Conversions API (server-side)

Browser pixels lose part of their data because of ad blockers and cookie restrictions, so server-side tracking โ€” the Conversions API โ€” is becoming increasingly important. In this approach, events are sent not from the user's browser but directly from your server to the Meta or TikTok server. For deduplication, each event is assigned a unique event_id so that the browser and the server do not count the same event twice.

// PHP example: Meta Conversions API
$data = [
  'data' => [[
    'event_name' => 'Purchase',
    'event_time' => time(),
    'event_id'   => 'order_10293',
    'action_source' => 'website',
    'user_data' => [
      'em' => hash('sha256', 'client@example.com'),
      'ph' => hash('sha256', '12025550123')
    ],
    'custom_data' => ['currency' => 'USD', 'value' => 199.00]
  ]]
];
$ch = curl_init('https://graph.facebook.com/v19.0/PIXEL_ID/events?access_token=TOKEN');
curl_setopt($ch, CURLOPT_POST, true);
curl_setopt($ch, CURLOPT_HTTPHEADER, ['Content-Type: application/json']);
curl_setopt($ch, CURLOPT_POSTFIELDS, json_encode($data));
curl_exec($ch);

Note that user data such as email and phone is hashed with SHA-256, so personal information is never transmitted in plain text, yet Meta can still match it against the hash in its own database to identify the user reliably.

Privacy and consent (cookie banner)

GDPR and similar laws require obtaining explicit consent from the user before setting a pixel cookie. In practice this is implemented through a cookie banner: you do not load the pixel until the user clicks the "Accept" button, or you use Meta's Consent Mode. The approach below fires the pixel only after consent has been granted, which keeps your implementation compliant with data-protection regulations.

if (getConsent() === true) {
  fbq('consent', 'grant');
  fbq('init', 'YOUR_PIXEL_ID');
  fbq('track', 'PageView');
} else {
  fbq('consent', 'revoke');
}

Verification: Pixel Helper

To confirm that the installation is correct, use browser extensions: Meta Pixel Helper for Meta, Tag Assistant for Google, and TikTok Pixel Helper for TikTok.
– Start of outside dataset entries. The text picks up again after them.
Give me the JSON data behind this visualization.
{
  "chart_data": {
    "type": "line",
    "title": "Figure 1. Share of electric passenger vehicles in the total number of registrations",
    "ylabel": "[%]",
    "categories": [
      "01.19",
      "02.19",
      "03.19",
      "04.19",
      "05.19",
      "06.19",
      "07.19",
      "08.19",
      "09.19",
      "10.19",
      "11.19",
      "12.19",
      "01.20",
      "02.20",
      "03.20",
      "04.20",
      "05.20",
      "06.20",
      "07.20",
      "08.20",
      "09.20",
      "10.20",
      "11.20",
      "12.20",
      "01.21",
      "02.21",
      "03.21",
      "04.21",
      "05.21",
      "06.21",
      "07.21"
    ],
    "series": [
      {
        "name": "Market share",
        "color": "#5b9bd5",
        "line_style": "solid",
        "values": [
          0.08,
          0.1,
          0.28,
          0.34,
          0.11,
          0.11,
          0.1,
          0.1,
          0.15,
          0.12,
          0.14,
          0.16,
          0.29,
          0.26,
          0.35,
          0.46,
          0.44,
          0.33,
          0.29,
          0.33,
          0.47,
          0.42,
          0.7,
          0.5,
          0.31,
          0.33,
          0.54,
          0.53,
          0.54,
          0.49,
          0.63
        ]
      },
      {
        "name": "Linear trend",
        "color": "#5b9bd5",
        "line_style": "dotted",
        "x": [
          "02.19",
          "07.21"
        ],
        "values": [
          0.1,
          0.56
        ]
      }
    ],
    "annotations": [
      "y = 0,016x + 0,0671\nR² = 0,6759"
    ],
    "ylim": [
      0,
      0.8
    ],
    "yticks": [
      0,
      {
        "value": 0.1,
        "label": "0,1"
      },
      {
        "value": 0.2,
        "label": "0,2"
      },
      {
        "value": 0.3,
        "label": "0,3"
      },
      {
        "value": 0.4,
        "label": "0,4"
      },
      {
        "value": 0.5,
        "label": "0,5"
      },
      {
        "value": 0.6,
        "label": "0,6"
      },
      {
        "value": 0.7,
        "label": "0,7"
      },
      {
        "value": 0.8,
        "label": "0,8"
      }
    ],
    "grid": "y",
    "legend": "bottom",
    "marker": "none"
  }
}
These tools show which pixels loaded on the page, which events were sent, and whether there are any errors in the parameters. For server-side events, verify them in the Test Events section inside Events Manager, making sure that deduplication by event_id works correctly. A properly configured pixel is the foundation for measuring the effectiveness of all your marketing campaigns.